Um 15:30 geht’s los und die Kringel zum Eichen des Fluxgate sind schnell gefahren. Schon nach gut 1,5 Kringeln piept es fröhlich, der Platz scheint dem Fluxgate-Kompass zu gefallen.

„Endlich alles (fast alles) fertig und die entspannte Segelsaison 2016 kann beginnen.“

„Endlich alles (fast alles) fertig und die entspannte Segelsaison 2016 kann beginnen.“

Der erste Probekurs unter Motor verläuft ziemlich gerade und ohne Ausreißer. Die dann folgenden Kurse unter Segeln auch. Uns fällt ein Stein vom Herzen, hier scheint zunächst einmal alles wieder ok zu sein und sich keine neue Baustelle aufzutun. Zwischenzeitlich briest es recht kräftig auf. Dicke schwarze Winterwolken haben Böen mit gut 25 kn im Gepäck. Ein prima Wetter zum Testankern.

„Immer wieder ziehen dicke schwarze Wolken durch, die für uns fast immer etwas Hagel mitgebracht haben.“

„Immer wieder ziehen dicke schwarze Wolken durch, die für uns fast immer etwas Hagel mitgebracht haben.“

„…. aber dann gibt es wieder diese Sundowner, die für alles entschädigen und die Kälte im Decksalon vergessen lassen.“

„…. aber dann gibt es wieder diese Sundowner, die für alles entschädigen und die Kälte im Decksalon vergessen lassen.“

Vor Orth lassen wir den Rocna-Vulcan das erste Mal runter, stecken gut 20m Kette, geben ihm etwas Zeit zum einbuddeln und ziehen dann unter Motor mal richtig kräftig an ihm. Er rührt sich kein Stück und sitzt bombenfest. So soll es sein. Wir sind zufrieden und gönnen uns einen Grog.

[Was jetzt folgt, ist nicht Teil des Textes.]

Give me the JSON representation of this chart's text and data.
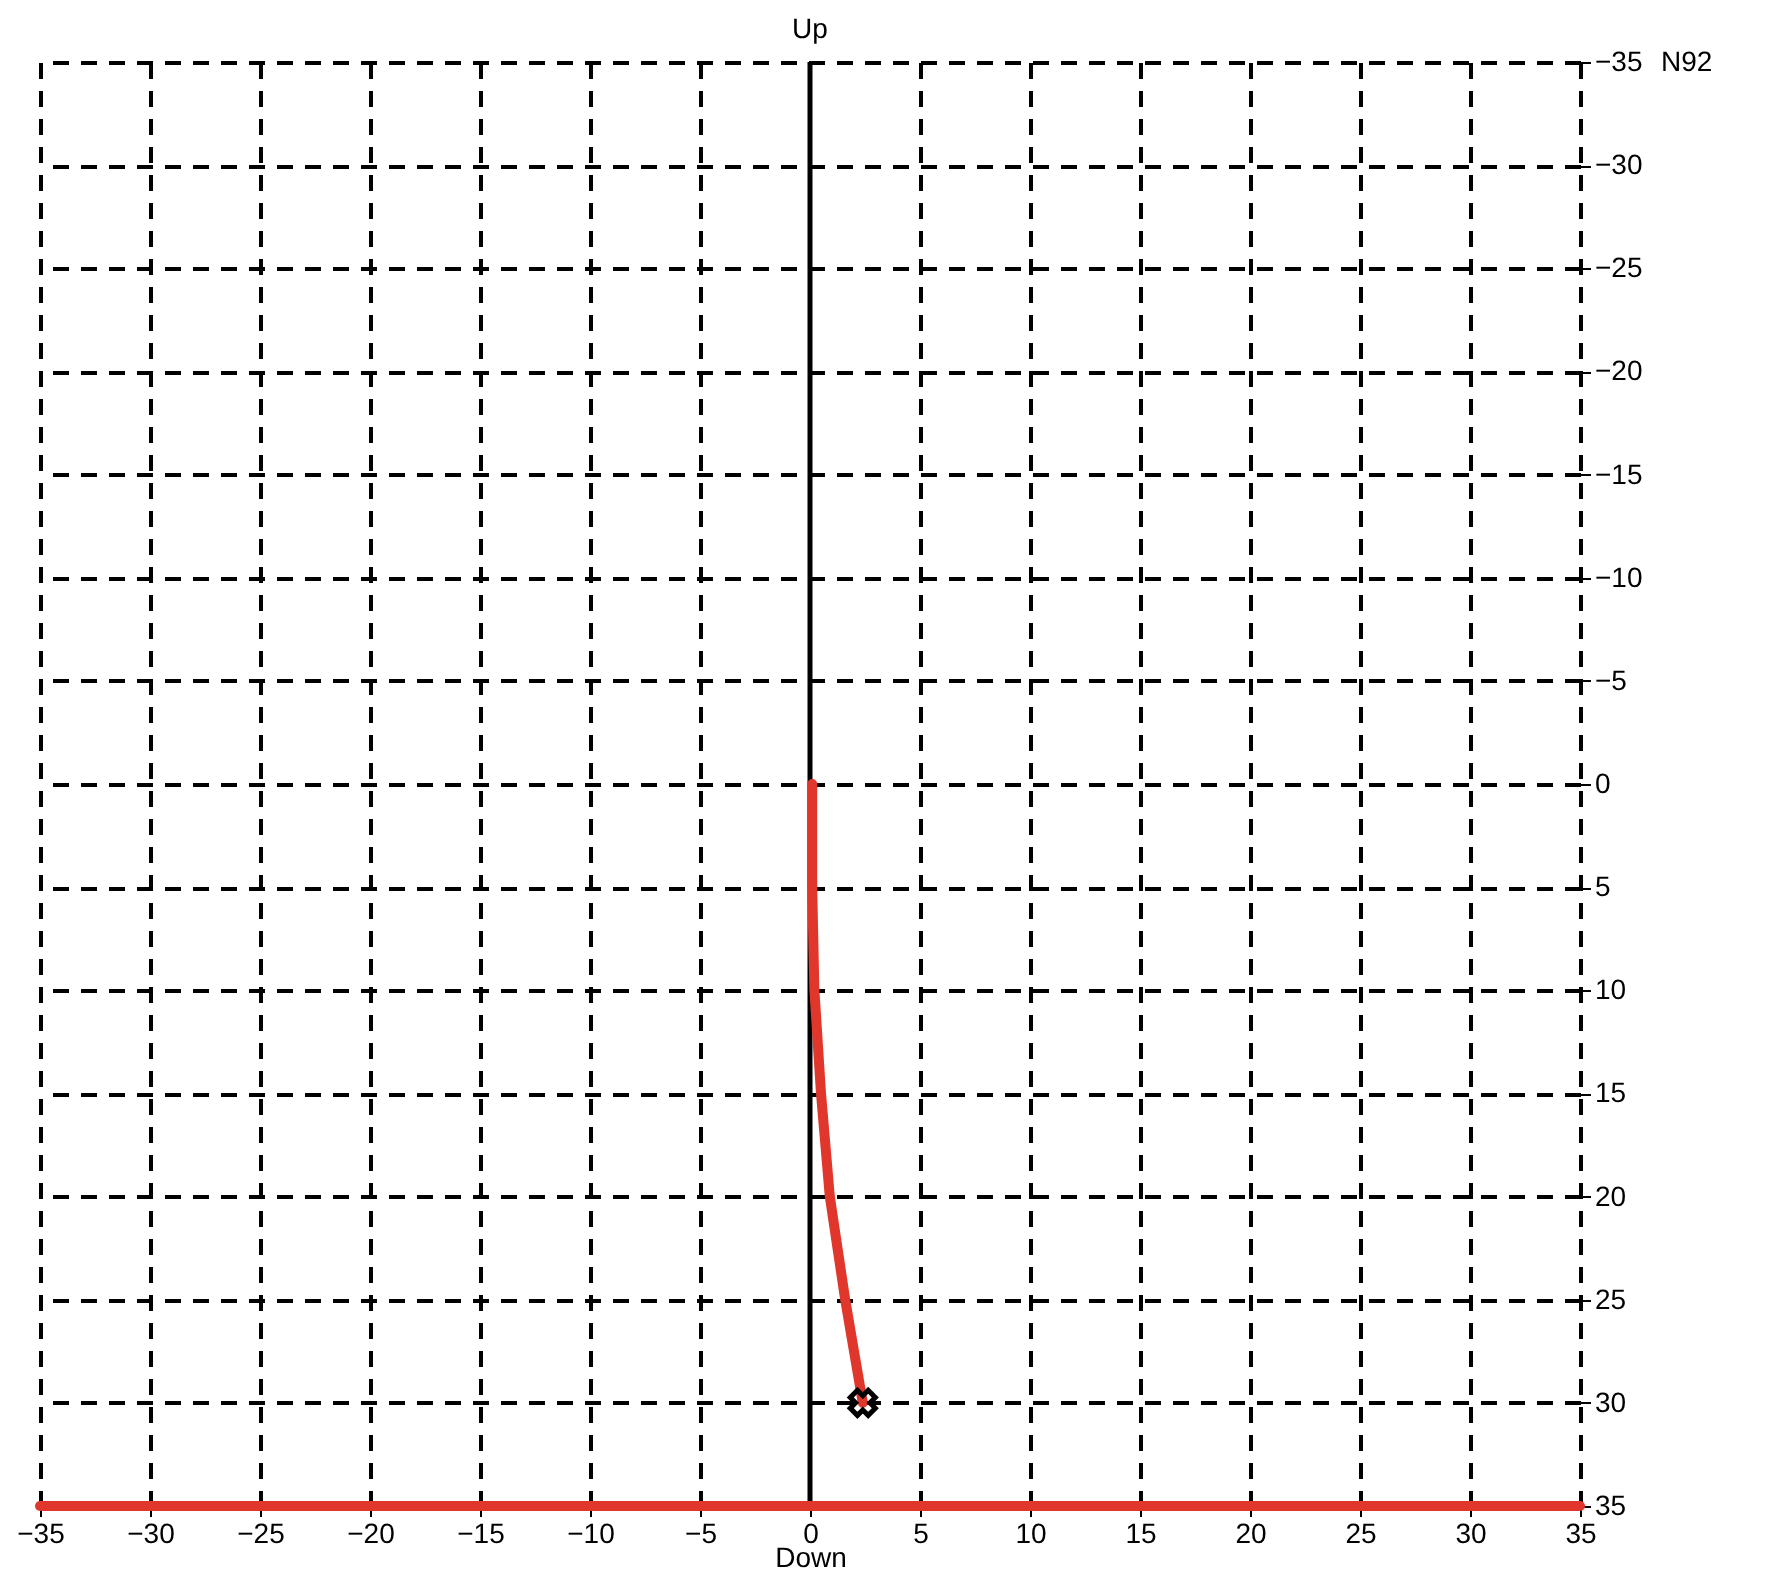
{
  "chart_data": {
    "type": "line",
    "title": "Up",
    "xlabel": "Down",
    "ylabel": "N92",
    "xlim": [
      -35,
      35
    ],
    "xticks": [
      -35,
      -30,
      -25,
      -20,
      -15,
      -10,
      -5,
      0,
      5,
      10,
      15,
      20,
      25,
      30,
      35
    ],
    "ylim": [
      35,
      -35
    ],
    "yticks": [
      -35,
      -30,
      -25,
      -20,
      -15,
      -10,
      -5,
      0,
      5,
      10,
      15,
      20,
      25,
      30,
      35
    ],
    "grid": true,
    "line_style": "solid",
    "marker": "none",
    "series": [
      {
        "type": "line",
        "color": "#e0362c",
        "x": [
          0.1,
          0.1,
          0.2,
          0.5,
          0.9,
          1.6,
          2.4
        ],
        "values": [
          0,
          5,
          10,
          15,
          20,
          25,
          30
        ]
      },
      {
        "type": "line",
        "color": "#e0362c",
        "x": [
          -35,
          35
        ],
        "values": [
          35,
          35
        ]
      },
      {
        "type": "scatter",
        "marker": "cross",
        "color": "#000000",
        "x": [
          2.4
        ],
        "values": [
          30
        ]
      }
    ],
    "ref_lines": [
      {
        "axis": "x",
        "value": 0,
        "color": "#000000"
      }
    ]
  }
}
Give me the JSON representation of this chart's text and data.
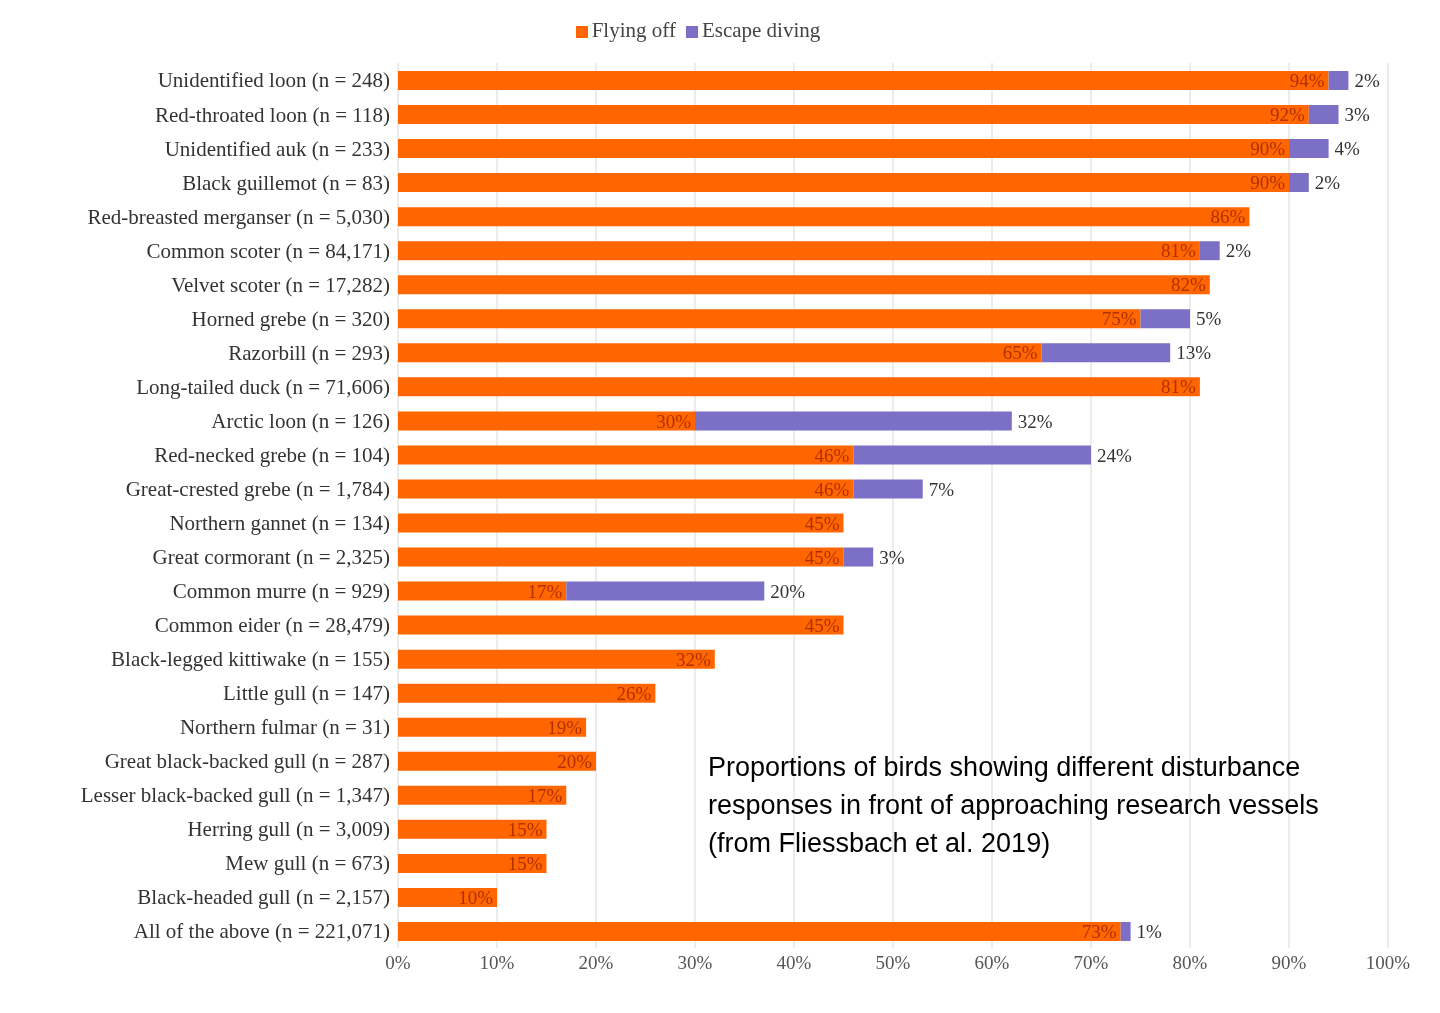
{
  "chart_data": {
    "type": "bar",
    "orientation": "horizontal",
    "stacked": true,
    "legend": "top",
    "grid": "x",
    "categories": [
      "Unidentified loon (n = 248)",
      "Red-throated loon (n = 118)",
      "Unidentified auk (n = 233)",
      "Black guillemot (n = 83)",
      "Red-breasted merganser (n = 5,030)",
      "Common scoter (n = 84,171)",
      "Velvet scoter (n = 17,282)",
      "Horned grebe (n = 320)",
      "Razorbill (n = 293)",
      "Long-tailed duck (n = 71,606)",
      "Arctic loon (n = 126)",
      "Red-necked grebe (n = 104)",
      "Great-crested grebe (n = 1,784)",
      "Northern gannet (n = 134)",
      "Great cormorant (n = 2,325)",
      "Common murre (n = 929)",
      "Common eider (n = 28,479)",
      "Black-legged kittiwake (n = 155)",
      "Little gull (n = 147)",
      "Northern fulmar (n = 31)",
      "Great black-backed gull (n = 287)",
      "Lesser black-backed gull (n = 1,347)",
      "Herring gull (n = 3,009)",
      "Mew gull (n = 673)",
      "Black-headed gull (n = 2,157)",
      "All of the above (n = 221,071)"
    ],
    "series": [
      {
        "name": "Flying off",
        "color": "#ff6600",
        "values": [
          94,
          92,
          90,
          90,
          86,
          81,
          82,
          75,
          65,
          81,
          30,
          46,
          46,
          45,
          45,
          17,
          45,
          32,
          26,
          19,
          20,
          17,
          15,
          15,
          10,
          73
        ],
        "value_labels": [
          "94%",
          "92%",
          "90%",
          "90%",
          "86%",
          "81%",
          "82%",
          "75%",
          "65%",
          "81%",
          "30%",
          "46%",
          "46%",
          "45%",
          "45%",
          "17%",
          "45%",
          "32%",
          "26%",
          "19%",
          "20%",
          "17%",
          "15%",
          "15%",
          "10%",
          "73%"
        ]
      },
      {
        "name": "Escape diving",
        "color": "#7b6fc6",
        "values": [
          2,
          3,
          4,
          2,
          null,
          2,
          null,
          5,
          13,
          null,
          32,
          24,
          7,
          null,
          3,
          20,
          null,
          null,
          null,
          null,
          null,
          null,
          null,
          null,
          null,
          1
        ],
        "value_labels": [
          "2%",
          "3%",
          "4%",
          "2%",
          null,
          "2%",
          null,
          "5%",
          "13%",
          null,
          "32%",
          "24%",
          "7%",
          null,
          "3%",
          "20%",
          null,
          null,
          null,
          null,
          null,
          null,
          null,
          null,
          null,
          "1%"
        ]
      }
    ],
    "xlim": [
      0,
      100
    ],
    "xticks": [
      {
        "value": 0,
        "label": "0%"
      },
      {
        "value": 10,
        "label": "10%"
      },
      {
        "value": 20,
        "label": "20%"
      },
      {
        "value": 30,
        "label": "30%"
      },
      {
        "value": 40,
        "label": "40%"
      },
      {
        "value": 50,
        "label": "50%"
      },
      {
        "value": 60,
        "label": "60%"
      },
      {
        "value": 70,
        "label": "70%"
      },
      {
        "value": 80,
        "label": "80%"
      },
      {
        "value": 90,
        "label": "90%"
      },
      {
        "value": 100,
        "label": "100%"
      }
    ],
    "annotations": [
      "Proportions of birds showing different disturbance responses in front of approaching research vessels (from Fliessbach et al. 2019)"
    ]
  }
}
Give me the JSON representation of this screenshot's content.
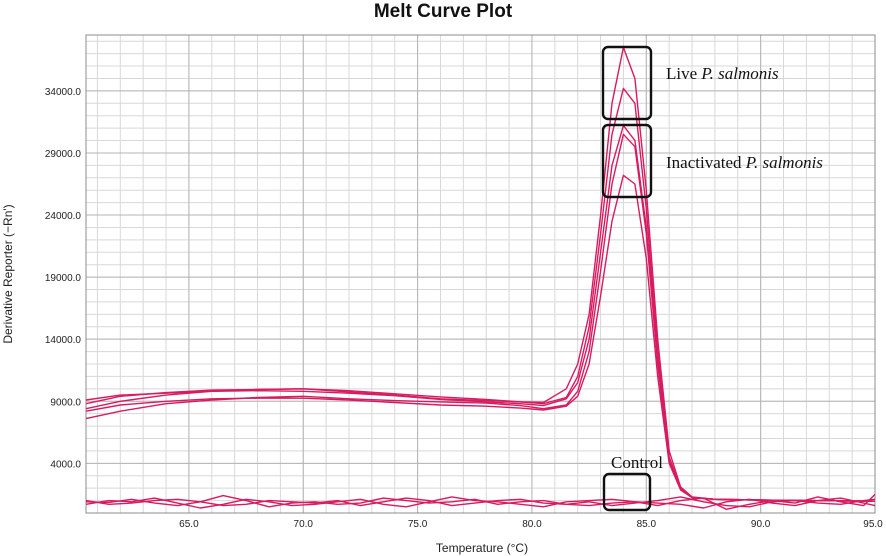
{
  "chart_data": {
    "type": "line",
    "title": "Melt Curve Plot",
    "xlabel": "Temperature (°C)",
    "ylabel": "Derivative Reporter (−Rn')",
    "xlim": [
      60.5,
      95.0
    ],
    "ylim": [
      0,
      38500
    ],
    "xticks": [
      65.0,
      70.0,
      75.0,
      80.0,
      85.0,
      90.0,
      95.0
    ],
    "xtick_labels": [
      "65.0",
      "70.0",
      "75.0",
      "80.0",
      "85.0",
      "90.0",
      "95.0"
    ],
    "yticks": [
      4000,
      9000,
      14000,
      19000,
      24000,
      29000,
      34000
    ],
    "ytick_labels": [
      "4000.0",
      "9000.0",
      "14000.0",
      "19000.0",
      "24000.0",
      "29000.0",
      "34000.0"
    ],
    "grid": true,
    "line_color": "#d81b60",
    "series": [
      {
        "x": [
          60.5,
          62,
          64,
          66,
          68,
          70,
          72,
          74,
          76,
          78,
          79.5,
          80.5,
          81.5,
          82,
          82.5,
          83,
          83.5,
          84,
          84.5,
          85,
          85.5,
          86,
          86.5,
          87,
          88,
          90,
          92,
          95
        ],
        "values": [
          8800,
          9400,
          9700,
          9900,
          9950,
          10000,
          9750,
          9500,
          9200,
          9050,
          8950,
          8900,
          10000,
          12000,
          16000,
          24000,
          33000,
          37500,
          35000,
          26000,
          14000,
          5000,
          2100,
          1300,
          1100,
          1050,
          1000,
          950
        ]
      },
      {
        "x": [
          60.5,
          62,
          64,
          66,
          68,
          70,
          72,
          74,
          76,
          78,
          79.5,
          80.5,
          81.5,
          82,
          82.5,
          83,
          83.5,
          84,
          84.5,
          85,
          85.5,
          86,
          86.5,
          87,
          88,
          90,
          92,
          95
        ],
        "values": [
          8400,
          9000,
          9500,
          9800,
          9950,
          10000,
          9850,
          9600,
          9350,
          9150,
          8950,
          8800,
          9300,
          11000,
          15000,
          22500,
          30500,
          34200,
          33000,
          24500,
          13000,
          4500,
          2000,
          1250,
          1100,
          1050,
          1000,
          950
        ]
      },
      {
        "x": [
          60.5,
          62,
          64,
          66,
          68,
          70,
          72,
          74,
          76,
          78,
          79.5,
          80.5,
          81.5,
          82,
          82.5,
          83,
          83.5,
          84,
          84.5,
          85,
          85.5,
          86,
          86.5,
          87,
          88,
          90,
          92,
          95
        ],
        "values": [
          9100,
          9500,
          9650,
          9800,
          9850,
          9800,
          9650,
          9450,
          9150,
          8950,
          8800,
          8650,
          9200,
          10500,
          14000,
          21000,
          28000,
          31200,
          30000,
          23000,
          12500,
          4300,
          1950,
          1250,
          1100,
          1050,
          1000,
          950
        ]
      },
      {
        "x": [
          60.5,
          62,
          64,
          66,
          68,
          70,
          72,
          74,
          76,
          78,
          79.5,
          80.5,
          81.5,
          82,
          82.5,
          83,
          83.5,
          84,
          84.5,
          85,
          85.5,
          86,
          86.5,
          87,
          88,
          90,
          92,
          95
        ],
        "values": [
          7600,
          8200,
          8800,
          9100,
          9300,
          9400,
          9200,
          9050,
          8950,
          8850,
          8650,
          8400,
          8700,
          9800,
          13000,
          19500,
          26500,
          30500,
          29500,
          22500,
          12000,
          4200,
          1900,
          1250,
          1100,
          1050,
          1000,
          950
        ]
      },
      {
        "x": [
          60.5,
          62,
          64,
          66,
          68,
          70,
          72,
          74,
          76,
          78,
          79.5,
          80.5,
          81.5,
          82,
          82.5,
          83,
          83.5,
          84,
          84.5,
          85,
          85.5,
          86,
          86.5,
          87,
          88,
          90,
          92,
          95
        ],
        "values": [
          8200,
          8700,
          9000,
          9200,
          9250,
          9250,
          9100,
          8900,
          8700,
          8600,
          8450,
          8300,
          8600,
          9400,
          12000,
          17500,
          23500,
          27200,
          26500,
          20500,
          11000,
          4000,
          1850,
          1250,
          1100,
          1050,
          1000,
          950
        ]
      },
      {
        "x": [
          60.5,
          61.5,
          62.5,
          63.5,
          64.5,
          65.5,
          66.5,
          67.5,
          68.5,
          69.5,
          70.5,
          71.5,
          72.5,
          73.5,
          74.5,
          75.5,
          76.5,
          77.5,
          78.5,
          79.5,
          80.5,
          81.5,
          82.5,
          83.5,
          84.5,
          85.5,
          86.5,
          87.5,
          88.5,
          89.5,
          90.5,
          91.5,
          92.5,
          93.5,
          94.5,
          95
        ],
        "values": [
          900,
          850,
          1100,
          800,
          600,
          900,
          1400,
          1000,
          500,
          800,
          900,
          700,
          800,
          1200,
          1000,
          800,
          900,
          1100,
          700,
          900,
          1000,
          700,
          600,
          800,
          900,
          600,
          1000,
          1200,
          300,
          700,
          1000,
          800,
          1300,
          900,
          600,
          1500
        ]
      },
      {
        "x": [
          60.5,
          61.5,
          62.5,
          63.5,
          64.5,
          65.5,
          66.5,
          67.5,
          68.5,
          69.5,
          70.5,
          71.5,
          72.5,
          73.5,
          74.5,
          75.5,
          76.5,
          77.5,
          78.5,
          79.5,
          80.5,
          81.5,
          82.5,
          83.5,
          84.5,
          85.5,
          86.5,
          87.5,
          88.5,
          89.5,
          90.5,
          91.5,
          92.5,
          93.5,
          94.5,
          95
        ],
        "values": [
          700,
          1000,
          900,
          1200,
          800,
          400,
          700,
          1100,
          900,
          600,
          700,
          900,
          1100,
          700,
          500,
          900,
          1300,
          1000,
          900,
          700,
          500,
          900,
          1000,
          1100,
          900,
          800,
          700,
          400,
          900,
          1100,
          800,
          600,
          1000,
          1200,
          800,
          600
        ]
      },
      {
        "x": [
          60.5,
          61.5,
          62.5,
          63.5,
          64.5,
          65.5,
          66.5,
          67.5,
          68.5,
          69.5,
          70.5,
          71.5,
          72.5,
          73.5,
          74.5,
          75.5,
          76.5,
          77.5,
          78.5,
          79.5,
          80.5,
          81.5,
          82.5,
          83.5,
          84.5,
          85.5,
          86.5,
          87.5,
          88.5,
          89.5,
          90.5,
          91.5,
          92.5,
          93.5,
          94.5,
          95
        ],
        "values": [
          1000,
          700,
          800,
          1000,
          1100,
          900,
          600,
          700,
          1000,
          900,
          800,
          1000,
          600,
          900,
          1200,
          1000,
          600,
          800,
          1000,
          1100,
          800,
          700,
          900,
          600,
          800,
          1000,
          1300,
          900,
          600,
          500,
          900,
          1000,
          800,
          700,
          1000,
          1100
        ]
      }
    ],
    "annotations": [
      {
        "text_before": "Live ",
        "text_italic": "P. salmonis"
      },
      {
        "text_before": "Inactivated ",
        "text_italic": "P. salmonis"
      },
      {
        "text_before": "Control",
        "text_italic": ""
      }
    ]
  }
}
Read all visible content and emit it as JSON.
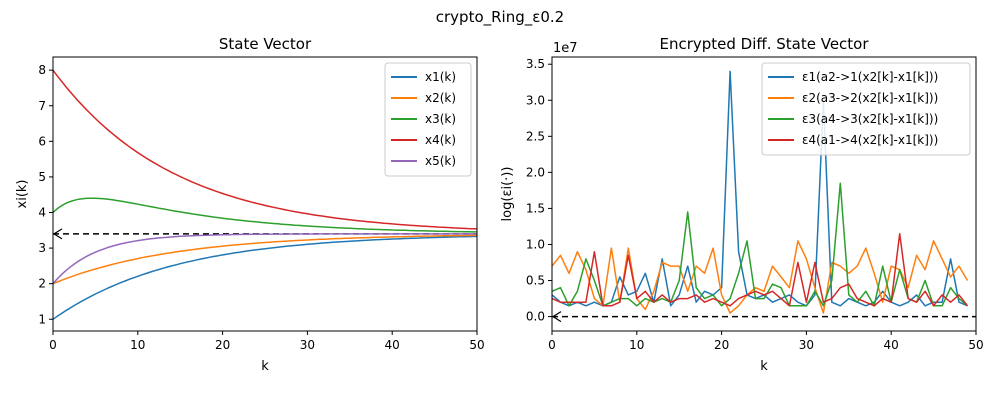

Über Nacht und am nächsten Vormittag jagt ein windiger Hagelschauer den nächsten, aber der Vulcan hält.

„2°C und Hagel- und Schneeregenschauer.“

„2°C und Hagel- und Schneeregenschauer.“

Erst spät am Nachmittag gehen wir ankerauf. Die dick lehmbesetzte Fluke zeigt, dass er sich wohl vollständig eingegraben haben muss. Wir sind zufrieden und fahren glücklich wieder zurück nach HHafen.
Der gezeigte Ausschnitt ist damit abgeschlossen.